Dans la vie, beaucoup d’amis, de prêtres, me disent que je me comporte comme un fou, un peu comme les télé-évangélistes. Mais la différence est que, dans notre paroisse, il n’y a pas de panier pour faire la quête, pas de tronc sur lequel il est écrit : « Mettez votre argent ici ». Je dis simplement qu’au fond de l’église il y a des cierges et des prosphores, que vous pouvez les prendre, et que si vous le voulez et si vous avez les moyens, vous pouvez laisser quelque chose dans la boîte qui est à côté. Si vous voulez laisser de l’argent dans la boîte – faites-le, et si vous en avez besoin – prenez-en. Tout cela appartient au Seigneur, pas à nous. Le Seigneur pourvoit à nos besoins.
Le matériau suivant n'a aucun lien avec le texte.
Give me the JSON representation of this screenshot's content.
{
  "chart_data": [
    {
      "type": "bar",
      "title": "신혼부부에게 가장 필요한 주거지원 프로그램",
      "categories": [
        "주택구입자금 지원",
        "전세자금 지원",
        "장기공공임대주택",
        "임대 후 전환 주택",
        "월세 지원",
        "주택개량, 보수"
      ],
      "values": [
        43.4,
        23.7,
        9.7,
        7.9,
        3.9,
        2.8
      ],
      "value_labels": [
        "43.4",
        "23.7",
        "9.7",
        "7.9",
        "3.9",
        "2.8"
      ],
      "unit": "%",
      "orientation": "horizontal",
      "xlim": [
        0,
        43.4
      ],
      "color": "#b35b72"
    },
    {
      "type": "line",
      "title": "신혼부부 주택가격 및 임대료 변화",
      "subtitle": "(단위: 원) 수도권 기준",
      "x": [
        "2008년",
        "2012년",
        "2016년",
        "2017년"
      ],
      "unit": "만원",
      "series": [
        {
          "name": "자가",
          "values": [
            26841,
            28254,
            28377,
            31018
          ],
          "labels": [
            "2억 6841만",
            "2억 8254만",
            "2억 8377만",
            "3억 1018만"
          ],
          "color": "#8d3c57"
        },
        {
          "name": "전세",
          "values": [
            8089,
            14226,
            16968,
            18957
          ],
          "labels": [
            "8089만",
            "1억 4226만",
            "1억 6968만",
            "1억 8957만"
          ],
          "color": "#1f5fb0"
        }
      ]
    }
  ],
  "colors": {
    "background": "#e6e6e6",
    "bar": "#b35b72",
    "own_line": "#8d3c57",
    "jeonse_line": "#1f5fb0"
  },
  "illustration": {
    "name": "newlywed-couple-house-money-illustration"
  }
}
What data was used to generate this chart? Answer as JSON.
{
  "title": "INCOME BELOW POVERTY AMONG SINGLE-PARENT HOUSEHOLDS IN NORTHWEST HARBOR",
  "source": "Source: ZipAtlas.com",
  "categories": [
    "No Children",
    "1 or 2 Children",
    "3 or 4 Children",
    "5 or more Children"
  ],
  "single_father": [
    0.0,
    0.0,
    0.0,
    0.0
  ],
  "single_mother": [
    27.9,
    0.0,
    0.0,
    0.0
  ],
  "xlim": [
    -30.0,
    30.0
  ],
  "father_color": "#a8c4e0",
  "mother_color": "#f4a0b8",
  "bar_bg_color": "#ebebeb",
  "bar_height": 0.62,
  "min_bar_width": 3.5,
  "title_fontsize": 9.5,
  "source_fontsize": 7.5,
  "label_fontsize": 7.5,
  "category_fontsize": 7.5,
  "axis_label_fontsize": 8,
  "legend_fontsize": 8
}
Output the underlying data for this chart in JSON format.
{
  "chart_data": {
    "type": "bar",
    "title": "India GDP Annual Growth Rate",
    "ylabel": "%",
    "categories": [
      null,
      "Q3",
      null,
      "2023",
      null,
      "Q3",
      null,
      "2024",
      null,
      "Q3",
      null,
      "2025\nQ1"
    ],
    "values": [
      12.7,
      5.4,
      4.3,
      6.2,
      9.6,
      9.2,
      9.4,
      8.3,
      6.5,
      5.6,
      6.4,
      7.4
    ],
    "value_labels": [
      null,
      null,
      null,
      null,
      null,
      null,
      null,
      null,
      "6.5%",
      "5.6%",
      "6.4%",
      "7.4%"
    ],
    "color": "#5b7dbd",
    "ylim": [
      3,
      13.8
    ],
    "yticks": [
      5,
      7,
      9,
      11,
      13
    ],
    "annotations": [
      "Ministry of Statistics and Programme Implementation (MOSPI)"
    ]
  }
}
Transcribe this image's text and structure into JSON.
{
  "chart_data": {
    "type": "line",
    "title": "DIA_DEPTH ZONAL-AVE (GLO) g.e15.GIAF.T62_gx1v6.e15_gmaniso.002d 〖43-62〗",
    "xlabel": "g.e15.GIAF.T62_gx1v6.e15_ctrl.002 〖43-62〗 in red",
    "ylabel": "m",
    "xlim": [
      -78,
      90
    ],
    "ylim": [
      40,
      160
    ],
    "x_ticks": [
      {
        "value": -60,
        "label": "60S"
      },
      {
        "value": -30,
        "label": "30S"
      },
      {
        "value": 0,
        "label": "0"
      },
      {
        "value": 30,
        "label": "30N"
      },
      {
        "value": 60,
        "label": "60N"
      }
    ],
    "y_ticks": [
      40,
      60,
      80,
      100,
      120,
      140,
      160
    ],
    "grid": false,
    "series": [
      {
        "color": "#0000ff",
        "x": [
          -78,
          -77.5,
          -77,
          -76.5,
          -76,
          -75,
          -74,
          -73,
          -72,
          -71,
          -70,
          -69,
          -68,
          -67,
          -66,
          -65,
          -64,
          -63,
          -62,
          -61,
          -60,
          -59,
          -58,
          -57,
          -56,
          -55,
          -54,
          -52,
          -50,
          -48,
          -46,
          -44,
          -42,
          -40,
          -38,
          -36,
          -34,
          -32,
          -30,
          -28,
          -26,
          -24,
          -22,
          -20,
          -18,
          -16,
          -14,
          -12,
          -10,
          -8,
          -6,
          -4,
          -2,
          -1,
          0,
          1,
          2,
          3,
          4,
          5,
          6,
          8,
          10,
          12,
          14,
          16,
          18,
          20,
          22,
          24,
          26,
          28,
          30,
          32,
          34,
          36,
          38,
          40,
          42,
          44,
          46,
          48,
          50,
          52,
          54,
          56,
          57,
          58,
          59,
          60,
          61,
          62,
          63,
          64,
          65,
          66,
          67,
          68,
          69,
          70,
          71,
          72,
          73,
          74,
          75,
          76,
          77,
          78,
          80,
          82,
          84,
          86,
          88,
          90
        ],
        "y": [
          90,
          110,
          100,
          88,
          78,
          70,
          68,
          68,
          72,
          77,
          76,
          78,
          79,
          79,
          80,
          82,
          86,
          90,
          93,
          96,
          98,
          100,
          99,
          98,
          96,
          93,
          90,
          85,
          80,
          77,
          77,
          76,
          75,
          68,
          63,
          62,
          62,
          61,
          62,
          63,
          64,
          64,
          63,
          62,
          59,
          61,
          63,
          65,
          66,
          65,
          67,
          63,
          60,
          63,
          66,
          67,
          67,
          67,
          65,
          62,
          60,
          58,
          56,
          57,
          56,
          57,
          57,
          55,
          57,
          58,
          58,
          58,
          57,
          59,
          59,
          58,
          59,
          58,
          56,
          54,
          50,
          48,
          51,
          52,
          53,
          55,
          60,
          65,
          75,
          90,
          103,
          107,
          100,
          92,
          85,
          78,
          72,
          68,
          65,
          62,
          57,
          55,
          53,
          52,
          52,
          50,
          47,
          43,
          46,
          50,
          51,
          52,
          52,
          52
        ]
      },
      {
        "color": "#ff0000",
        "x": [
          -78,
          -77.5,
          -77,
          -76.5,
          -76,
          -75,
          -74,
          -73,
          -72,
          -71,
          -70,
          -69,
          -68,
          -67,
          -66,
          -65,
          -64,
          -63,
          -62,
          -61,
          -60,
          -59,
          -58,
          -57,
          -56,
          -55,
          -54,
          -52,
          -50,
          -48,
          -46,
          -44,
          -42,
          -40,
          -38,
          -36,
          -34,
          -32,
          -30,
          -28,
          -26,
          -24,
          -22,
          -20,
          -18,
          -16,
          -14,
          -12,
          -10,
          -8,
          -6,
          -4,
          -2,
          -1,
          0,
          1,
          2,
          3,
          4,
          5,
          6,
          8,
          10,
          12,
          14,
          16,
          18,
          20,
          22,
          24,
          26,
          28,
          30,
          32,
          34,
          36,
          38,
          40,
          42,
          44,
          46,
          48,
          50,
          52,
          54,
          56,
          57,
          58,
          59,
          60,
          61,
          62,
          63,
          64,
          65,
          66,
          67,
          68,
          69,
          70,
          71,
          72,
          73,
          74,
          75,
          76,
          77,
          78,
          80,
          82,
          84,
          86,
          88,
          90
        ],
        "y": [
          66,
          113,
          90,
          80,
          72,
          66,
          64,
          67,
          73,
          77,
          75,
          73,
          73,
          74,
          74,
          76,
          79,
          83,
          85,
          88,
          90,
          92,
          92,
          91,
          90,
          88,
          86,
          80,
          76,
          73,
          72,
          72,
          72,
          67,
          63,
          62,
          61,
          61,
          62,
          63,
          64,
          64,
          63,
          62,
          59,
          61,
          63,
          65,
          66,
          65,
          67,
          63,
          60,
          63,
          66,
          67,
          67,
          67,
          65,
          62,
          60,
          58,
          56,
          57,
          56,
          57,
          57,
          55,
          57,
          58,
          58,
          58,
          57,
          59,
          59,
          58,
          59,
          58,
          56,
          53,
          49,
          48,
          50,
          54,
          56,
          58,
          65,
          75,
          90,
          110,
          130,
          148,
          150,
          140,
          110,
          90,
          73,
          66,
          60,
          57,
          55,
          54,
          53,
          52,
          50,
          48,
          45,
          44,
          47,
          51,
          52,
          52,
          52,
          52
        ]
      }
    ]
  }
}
Nous n’allons tout de même pas nous mettre dans la poche, de manière stérile, ce qu’Il nous donne et qui ne nous appartient pas. Un dimanche où je célébrais la divine Liturgie, un homme est venu et a commencé à prendre de l’argent dans la boîte. Une dame zélée a commencé à l’accuser de vol et j’ai dû intervenir pour la calmer. Et je lui ai dit : « Vous êtes le bien de l’Église, pas l’argent. Notre trésor, ce sont les paroissiens ; pas l’édifice dans lequel nous sommes, pas l’argent que nous avons collecté, mais les gens et leur amour pour le Christ, voilà le trésor de l’Église. » Nous nous appauvrissons au fur et à mesure que les gens aiment moins Dieu. Peu importe le nombre d’églises et que leur nombre ne cesse d’augmenter, si elles ne se remplissent pas d’hommes et de femmes qui aiment Dieu et qui plus est, s’aiment les uns les autres. Nous allons dans la mauvaise direction. Où allons-nous amener les personnes qui s’adressent à nous ? Dans des bâtiments ? À des cours ? Qu’allons-nous faire d’eux ? À quoi cela servirait-il ? Nous avons le grand Mystère de l’Eucharistie, la Sainte Communion au Corps et au Sang du Christ, qui est le centre de notre vie. Vivons-nous chaque jour dans l’attente de la communion, de la rencontre avec le Christ ? Si nous ne vivons pas de la sorte alors nous sommes orphelins de quelque chose. Il y a quelque chose d’essentiel qui nous manque.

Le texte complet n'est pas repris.